Like Rogers, you're really misrepresenting Skinner and behavior analysis with your comments. For instance:

Skinner would never call weapons of mass destruction a form of positive reinforcement. It's a form of aversive control.

I'm not sure why you'd say that maintaining a rat at 80% of their free feeding weight is highly artificial. If you were to catch wild rats and weigh them, then give them unlimited access to food, their weights when you first caught them would usually be 80% or less than this free-feeding weight.

Skinner's overall point was if you know what controls your behavior, you're a lot better off to change it. You're helpless if you believe that behavior cannot be predicted. It's funny, Skinner repeatedly (and correctly) noted that this made behavior analysts more humanitarian than people who actually called themselves humanists. Evidence of this is beginning to grow: for instance applied behavior analysis is really the only evidenced-based intervention for autism, it is one of the most effective for substance abuse, etc. Ironically, the same cannot be said for Rogers' approach.

 
At 1:02 PM, Blogger Elmer C. Maggard, Ph.D. said...

"If you know what controls your behavior," then "you're "a lot better off to change it." Interesting. What, then, controls your desire to change it. And how you change it? You've proposed a dichotomy, as Skinner did. The "you" comes to "know" something. Skinner says "you" is an illusion. If so, so is "knowing." And the contingencies and causes that determine how Skinner, or any of us, use Skinnerian theory or "empirical observations" to control or change ourselves or each other are beyond our control. So Skinnerian behaviorism posits determinism and then attempts to defeat it. Logically, if Skinner is controlling the rat, then there must be a rat controlling Skinner, and another Skinner controlling the rat that controls Skinner, and another rat that ........

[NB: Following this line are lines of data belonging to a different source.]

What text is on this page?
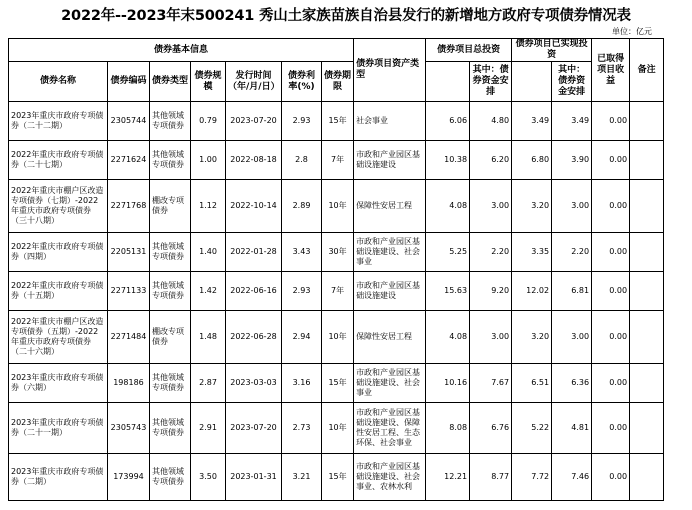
2022年--2023年末500241 秀山土家族苗族自治县发行的新增地方政府专项债券情况表
单位：亿元
债券基本信息							债券项目资产类型	债券项目总投资		债券项目已实现投资		已取得项目收益	备注
债券名称	债券编码	债券类型	债券规模	发行时间（年/月/日）	债券利率(%)	债券期限			其中：债券资金安排		其中：债券资金安排		
2023年重庆市政府专项债券（二十二期）	2305744	其他领域专项债券	0.79	2023-07-20	2.93	15年	社会事业	6.06	4.80	3.49	3.49	0.00	
2022年重庆市政府专项债券（二十七期）	2271624	其他领域专项债券	1.00	2022-08-18	2.8	7年	市政和产业园区基础设施建设	10.38	6.20	6.80	3.90	0.00	
2022年重庆市棚户区改造专项债券（七期）-2022年重庆市政府专项债券（三十八期）	2271768	棚改专项债券	1.12	2022-10-14	2.89	10年	保障性安居工程	4.08	3.00	3.20	3.00	0.00	
2022年重庆市政府专项债券（四期）	2205131	其他领域专项债券	1.40	2022-01-28	3.43	30年	市政和产业园区基础设施建设、社会事业	5.25	2.20	3.35	2.20	0.00	
2022年重庆市政府专项债券（十五期）	2271133	其他领域专项债券	1.42	2022-06-16	2.93	7年	市政和产业园区基础设施建设	15.63	9.20	12.02	6.81	0.00	
2022年重庆市棚户区改造专项债券（五期）-2022年重庆市政府专项债券（二十六期）	2271484	棚改专项债券	1.48	2022-06-28	2.94	10年	保障性安居工程	4.08	3.00	3.20	3.00	0.00	
2023年重庆市政府专项债券（六期）	198186	其他领域专项债券	2.87	2023-03-03	3.16	15年	市政和产业园区基础设施建设、社会事业	10.16	7.67	6.51	6.36	0.00	
2023年重庆市政府专项债券（二十一期）	2305743	其他领域专项债券	2.91	2023-07-20	2.73	10年	市政和产业园区基础设施建设、保障性安居工程、生态环保、社会事业	8.08	6.76	5.22	4.81	0.00	
2023年重庆市政府专项债券（二期）	173994	其他领域专项债券	3.50	2023-01-31	3.21	15年	市政和产业园区基础设施建设、社会事业、农林水利	12.21	8.77	7.72	7.46	0.00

Behaviorism is idiocy mimicking itself. It attracts puppeteers who want to manipulate human puppets, and who by their own beliefs are controlled by second-order puppeteers the existence of whom/which they both admit and deny.

Behaviorism is an ideology of trauma victims who opt for control in the place of the trust they have lost in others, in the world about them. They are engineers who can build bridges to get people across rivers, without understanding why people want or need to cross the rivers, or where they've been, or where they're going, or why they're going there. Ironic that the definition of reinforcement is purely arbitrary. Why is "positive reinforcement" "better" than "negative reinforcement?" What puppeteer makes Skinner's or Rogers' mind make that judgment?

Why do people want to change the behavior of a child w/ autism; an adult with alcoholism, or, for that matter, the behavior of mechanistic idiots infected with behaviorism?